The Tatra chamois occur in the Tatra mountains of Poland and Slovakia, and live in areas protected by the national parks of both countries, i.e. in the High, Belianske and Western Tatras. The population has been declining steadily in number since the 1960s and had dropped below 200 individuals by 2002 . Since then, by strict regulation of tourism and suppression of poaching, the population started to recover, reaching the highest ever population of 1,431 individuals recorded in 2018 .
In Slovakia, Tatra chamois have also been artificially introduced (30 individuals) to the Low Tatras, to create a reserve population there . However, in Slovakia, the Alpine chamois were introduced for hunting purposes before the Tatra chamois were officially classified as a separate subspecies, and the Low Tatra population of R. r. tatrica crossbred with Alpine chamois migrating from the Fatra mountains and the Slovak Paradise National Park.
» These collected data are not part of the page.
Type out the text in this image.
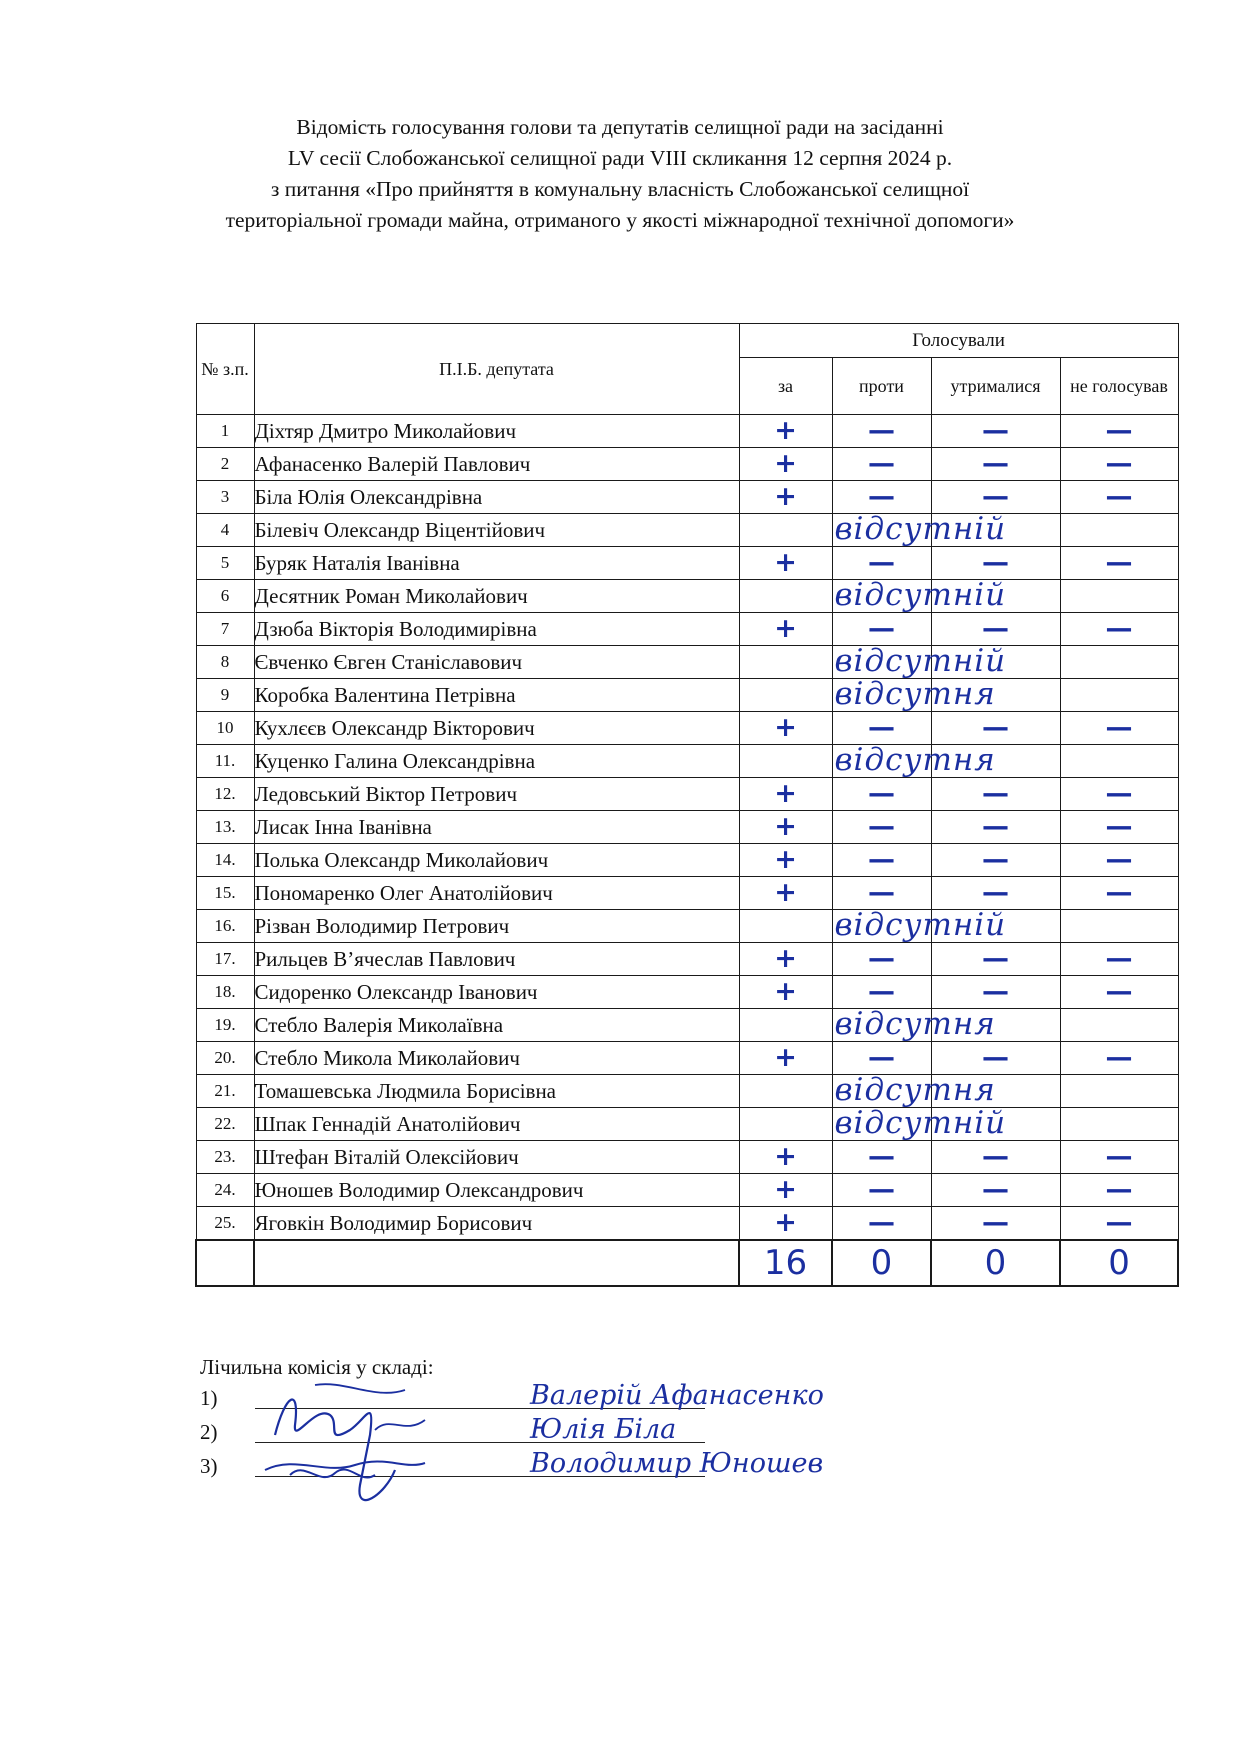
Відомість голосування голови та депутатів селищної ради на засіданні
LV сесії Слобожанської селищної ради VIII скликання 12 серпня 2024 р.
з питання «Про прийняття в комунальну власність Слобожанської селищної
територіальної громади майна, отриманого у якості міжнародної технічної допомоги»
№ з.п.	П.І.Б. депутата	Голосували			
		за	проти	утрималися	не голосував
1	Діхтяр Дмитро Миколайович	+	—	—	—
2	Афанасенко Валерій Павлович	+	—	—	—
3	Біла Юлія Олександрівна	+	—	—	—
4	Білевіч Олександр Віцентійович	відсутній			

5	Буряк Наталія Іванівна	+	—	—	—
6	Десятник Роман Миколайович	відсутній			

7	Дзюба Вікторія Володимирівна	+	—	—	—
8	Євченко Євген Станіславович	відсутній			

9	Коробка Валентина Петрівна	відсутня			

10	Кухлєєв Олександр Вікторович	+	—	—	—
11.	Куценко Галина Олександрівна	відсутня			

12.	Ледовський Віктор Петрович	+	—	—	—
13.	Лисак Інна Іванівна	+	—	—	—
14.	Полька Олександр Миколайович	+	—	—	—
15.	Пономаренко Олег Анатолійович	+	—	—	—
16.	Різван Володимир Петрович	відсутній			

17.	Рильцев В’ячеслав Павлович	+	—	—	—
18.	Сидоренко Олександр Іванович	+	—	—	—
19.	Стебло Валерія Миколаївна	відсутня			

20.	Стебло Микола Миколайович	+	—	—	—
21.	Томашевська Людмила Борисівна	відсутня			

22.	Шпак Геннадій Анатолійович	відсутній			

23.	Штефан Віталій Олексійович	+	—	—	—
24.	Юношев Володимир Олександрович	+	—	—	—
25.	Яговкін Володимир Борисович	+	—	—	—
		16	0	0	0
Лічильна комісія у складі:
1)	Валерій Афанасенко
2)	Юлія Біла
3)	Володимир Юношев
Therefore, as a no longer pure population, it cannot act as a reserve population for the Tatra chamois. On the contrary, according to Shackleton et al. , the R. r. rupicapra introduced into Slovakia should be removed as they pose a threat to the wild population of R. r. tatrica living in the High Tatras, from which they are separated only by a single valley – a distance of about 30 km.
The present study aimed to determine the threat to both populations of chamois living in the Tatras from an alien Ashworthius sidemi nematode. Due to the greater opportunity of contact with cervids of the crossbred population living in the Low Tatras, particular attention was paid to the emergence of infection with this parasite there. If confirmed, then a much higher risk of A. sidemi appearance in the second, pure R. r. tatrica population living in the High, Belianske and Western Tatras, could be indicated.